I’ve spent much of the past week getting to grips with draft proposals for the local NHS, and I confess that a lot mystifies me.
When my grandmother was a GP in Glasgow, she would regularly stitch people up, take out their tonsils and even do minor surgery. But despite technological advance, do you know a GP who does that today? And what is it about accident and emergency departments that sets people’s hearts racing? It’s not just the voters, who understandably worry about headlines like “A&E in crisis”. I’m told that the most important drug in many hospitals is adrenalin, as many of the dwindling number of those who choose to work in emergency medicine actively prefer the drama of trauma to the slower-paced work of a physician.
It’s tough in A&E, and not enough doctors will take it on. What puts them off? Much of the work is neither accident nor emergency but involves dealing with elderly patients with a range of interconnected conditions and who would be better dealt with by a specialist. Many teams have several vacancies, so the consultants don’t have enough time to train junior doctors and each doctor will have to do an all-nighter at least once a week.
In Wales we haven’t had to put up with a vast, costly, unnecessary, ideologically driven, top-down privatisation/reorganisation of the NHS as Messrs Cameron, Lansley and Hunt have inflicted on England. But last year, the five South Wales boards advertised for 14 A&E consultants and managed to appoint only one. We have to change that urgently.
The spirit of Nicodemus lives
I also had a couple of days in Hay-on-Wye, which, when it wasn’t dripping in torrential rain, basked in the softly spoken intelligence of both the literary and the How the Light Gets In festivals. The highlight for me was the Oxford professor, Diarmaid MacCulloch, speaking about his book Silence. He reminded us about John Calvin, that theological hater-in-chief, who reserved his especial venom for those he termed Nicodemites, after the Pharisee Nicodemus who came to visit Jesus to receive instruction, but only secretly, at night. The timid, secret Protestants in Catholic France were Nicodemites, as was the Protestant Elizabeth I, attending Mass during her Catholic sister Mary’s reign.
Modern politics is stuffed full of Nicodemites. Collective responsibility, the steering wheel that keeps government on the road, may be sound in theory. A house divided cannot stand, and a party divided stands a pretty good chance of being routed by the electorate. You can’t have a government within a government. So, one for all and all for one is a decent party motto. If a minister, however junior, wants to hawk his conscience around the chamber of the Commons and votes against government policy, he should resign.
But the voters can smell a Nicodemite through the TV screen every time we politicos trot out the party line, and collective responsibility that is too tightly constrained turns parliamentary politics into a parade of clowns. Somehow we have to find a way of doing serious politics that is not so cauterised by collective responsibility, so that even ministers can speak their mind.

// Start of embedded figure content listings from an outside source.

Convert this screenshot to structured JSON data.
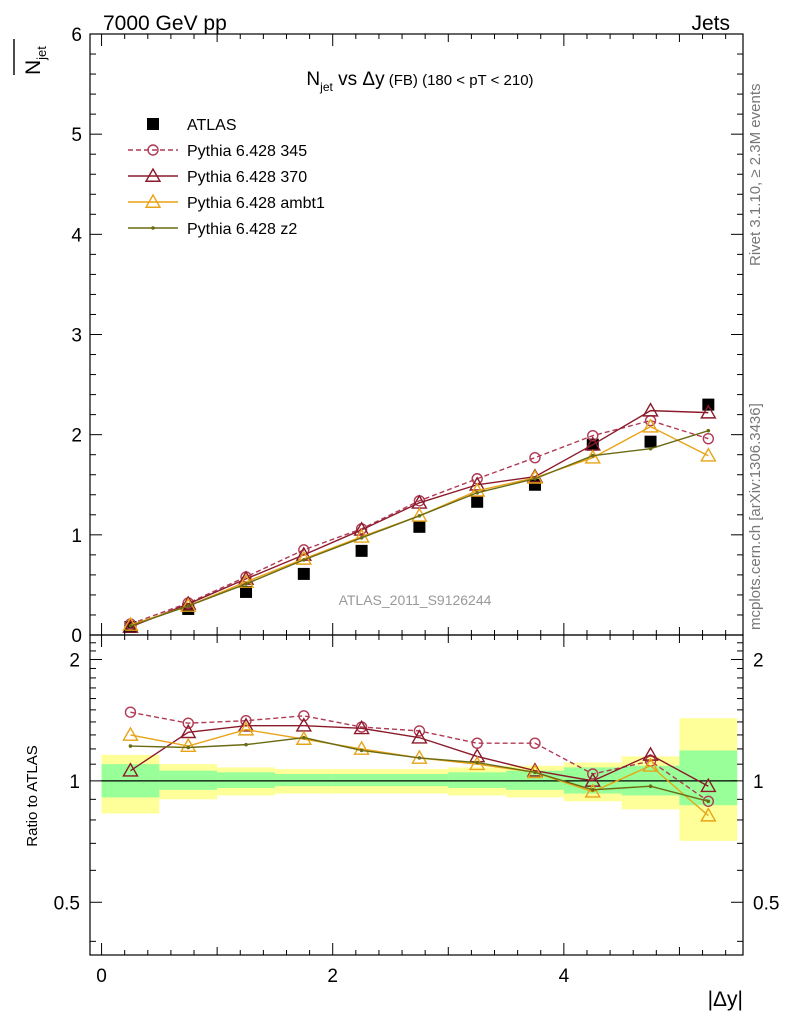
{
  "header": {
    "left_label": "7000 GeV pp",
    "right_label": "Jets"
  },
  "side_labels": {
    "rivet": "Rivet 3.1.10, ≥ 2.3M events",
    "mcplots": "mcplots.cern.ch [arXiv:1306.3436]"
  },
  "analysis_label": "ATLAS_2011_S9126244",
  "chart_data": [
    {
      "type": "scatter",
      "panel": "main",
      "title_main": "N",
      "title_sub": "jet",
      "title_mid": " vs Δy",
      "title_small": " (FB)",
      "title_tail": " (180 < pT < 210)",
      "ylabel_main": "N",
      "ylabel_sub": "jet",
      "ylim": [
        0,
        6
      ],
      "xlim": [
        -0.1,
        5.55
      ],
      "yticks": [
        "0",
        "1",
        "2",
        "3",
        "4",
        "5",
        "6"
      ],
      "xticks": [
        "0",
        "2",
        "4"
      ],
      "x": [
        0.25,
        0.75,
        1.25,
        1.75,
        2.25,
        2.75,
        3.25,
        3.75,
        4.25,
        4.75,
        5.25
      ],
      "series": [
        {
          "name": "ATLAS",
          "color": "#000000",
          "marker": "square",
          "values": [
            0.08,
            0.26,
            0.43,
            0.61,
            0.84,
            1.08,
            1.33,
            1.5,
            1.9,
            1.93,
            2.3
          ]
        },
        {
          "name": "Pythia 6.428 345",
          "color": "#b03a55",
          "marker": "circle",
          "dash": true,
          "values": [
            0.11,
            0.32,
            0.58,
            0.85,
            1.06,
            1.34,
            1.56,
            1.77,
            1.99,
            2.14,
            1.96
          ]
        },
        {
          "name": "Pythia 6.428 370",
          "color": "#8b1a2b",
          "marker": "triangle",
          "values": [
            0.08,
            0.31,
            0.56,
            0.8,
            1.05,
            1.32,
            1.5,
            1.58,
            1.9,
            2.24,
            2.22
          ]
        },
        {
          "name": "Pythia 6.428 ambt1",
          "color": "#e8a317",
          "marker": "triangle",
          "values": [
            0.1,
            0.29,
            0.53,
            0.76,
            0.98,
            1.19,
            1.44,
            1.57,
            1.77,
            2.08,
            1.79
          ]
        },
        {
          "name": "Pythia 6.428 z2",
          "color": "#6b6b14",
          "marker": "dot",
          "values": [
            0.09,
            0.29,
            0.51,
            0.75,
            0.97,
            1.19,
            1.42,
            1.56,
            1.79,
            1.86,
            2.04
          ]
        }
      ]
    },
    {
      "type": "scatter",
      "panel": "ratio",
      "ylabel": "Ratio to ATLAS",
      "xlabel": "|Δy|",
      "ylim": [
        0.37,
        2.3
      ],
      "yticks": [
        0.5,
        1,
        2
      ],
      "ytick_labels": [
        "0.5",
        "1",
        "2"
      ],
      "reference": 1,
      "band_edges": [
        0,
        0.5,
        1.0,
        1.5,
        2.0,
        2.5,
        3.0,
        3.5,
        4.0,
        4.5,
        5.0,
        5.5
      ],
      "band_inner": [
        [
          0.91,
          1.1
        ],
        [
          0.95,
          1.06
        ],
        [
          0.96,
          1.05
        ],
        [
          0.97,
          1.04
        ],
        [
          0.97,
          1.04
        ],
        [
          0.97,
          1.04
        ],
        [
          0.96,
          1.05
        ],
        [
          0.95,
          1.06
        ],
        [
          0.93,
          1.08
        ],
        [
          0.92,
          1.09
        ],
        [
          0.87,
          1.19
        ]
      ],
      "band_outer": [
        [
          0.83,
          1.16
        ],
        [
          0.9,
          1.1
        ],
        [
          0.92,
          1.08
        ],
        [
          0.93,
          1.07
        ],
        [
          0.93,
          1.07
        ],
        [
          0.93,
          1.07
        ],
        [
          0.92,
          1.08
        ],
        [
          0.91,
          1.09
        ],
        [
          0.89,
          1.11
        ],
        [
          0.85,
          1.15
        ],
        [
          0.71,
          1.43
        ]
      ],
      "x": [
        0.25,
        0.75,
        1.25,
        1.75,
        2.25,
        2.75,
        3.25,
        3.75,
        4.25,
        4.75,
        5.25
      ],
      "series": [
        {
          "name": "Pythia 6.428 345",
          "color": "#b03a55",
          "marker": "circle",
          "dash": true,
          "values": [
            1.48,
            1.39,
            1.41,
            1.45,
            1.36,
            1.33,
            1.24,
            1.24,
            1.04,
            1.12,
            0.89
          ]
        },
        {
          "name": "Pythia 6.428 370",
          "color": "#8b1a2b",
          "marker": "triangle",
          "values": [
            1.06,
            1.32,
            1.37,
            1.37,
            1.35,
            1.28,
            1.15,
            1.06,
            1.0,
            1.16,
            0.97
          ]
        },
        {
          "name": "Pythia 6.428 ambt1",
          "color": "#e8a317",
          "marker": "triangle",
          "values": [
            1.3,
            1.22,
            1.34,
            1.27,
            1.2,
            1.14,
            1.1,
            1.05,
            0.94,
            1.09,
            0.82
          ]
        },
        {
          "name": "Pythia 6.428 z2",
          "color": "#6b6b14",
          "marker": "dot",
          "values": [
            1.22,
            1.21,
            1.23,
            1.28,
            1.19,
            1.14,
            1.11,
            1.05,
            0.95,
            0.97,
            0.89
          ]
        }
      ]
    }
  ]
}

Deafening silence from the top
In the 10 days Parliament has been away, we have seen the Woolwich terrorist attack, the European Commission’s initiation of legal proceedings against the Government over the right-to-reside test, the announcement that the courts may be put out to commercial tender and a very worrying change in UK and EU policy on arming Syrian rebels. Every one of these deserves at least a statement and an hour’s questioning in the Commons. But even more bizarre is the fact that although Tories have been endlessly wittering about the EU and the forthcoming Private Member’s EU Referendum Bill, I would lay money that David Cameron will not be making a statement on the EU council meeting that he attended on 22 May, as it is becoming a habit that there is neither a debate before nor a statement after these meetings. Motes, planks, eyes.
How not to do an email campaign
Over the past two or three weeks, MPs have had a steady trickle of emails entitled “get women on board”, urging us to support the European Commission’s proposal for a binding quota of 40 per cent of board members. I’m not intrinsically opposed to the idea. Indeed, I’d count myself in the ranks of the honorary feminists as the advance of women is painfully slow. But this is the most inept round-robin ever. So, some tips on how to email an MP: 1. Include your name; 2. Include your address; 3. Include the name of the MP; 4. Don’t include all 650 MPs in the To section; 5. Sign the email.
You can’t disguise star quality
I see that John Mills has been in the news, as he has given £1.65m in shares in his TV home shopping company JML to the Labour Party, though why anyone should be surprised mystifies me. After all, John was a successful Labour councillor in Camden for the best part of 35 years. In 1992, he and his wife Barbara, who was later the first female Director of Public Prosecutions and who died in 2011, organised the most sophisticated of telephone canvas operations for Glenda Jackson, left, who was standing in next-door Hampstead and Highgate. Based in the Millses’ basement, an array of Labour worthies would ring the doubters and waverers. Any young voter would get Patrick Stewart, who was then in Star Trek: the Next Generation. Years later, when I was finishing a biography of Glenda, I asked Patrick why he had helped out. He replied that for every minute that he was on stage with her in a touring production of Hedda Gabler, he was aroused. ’Nuff said.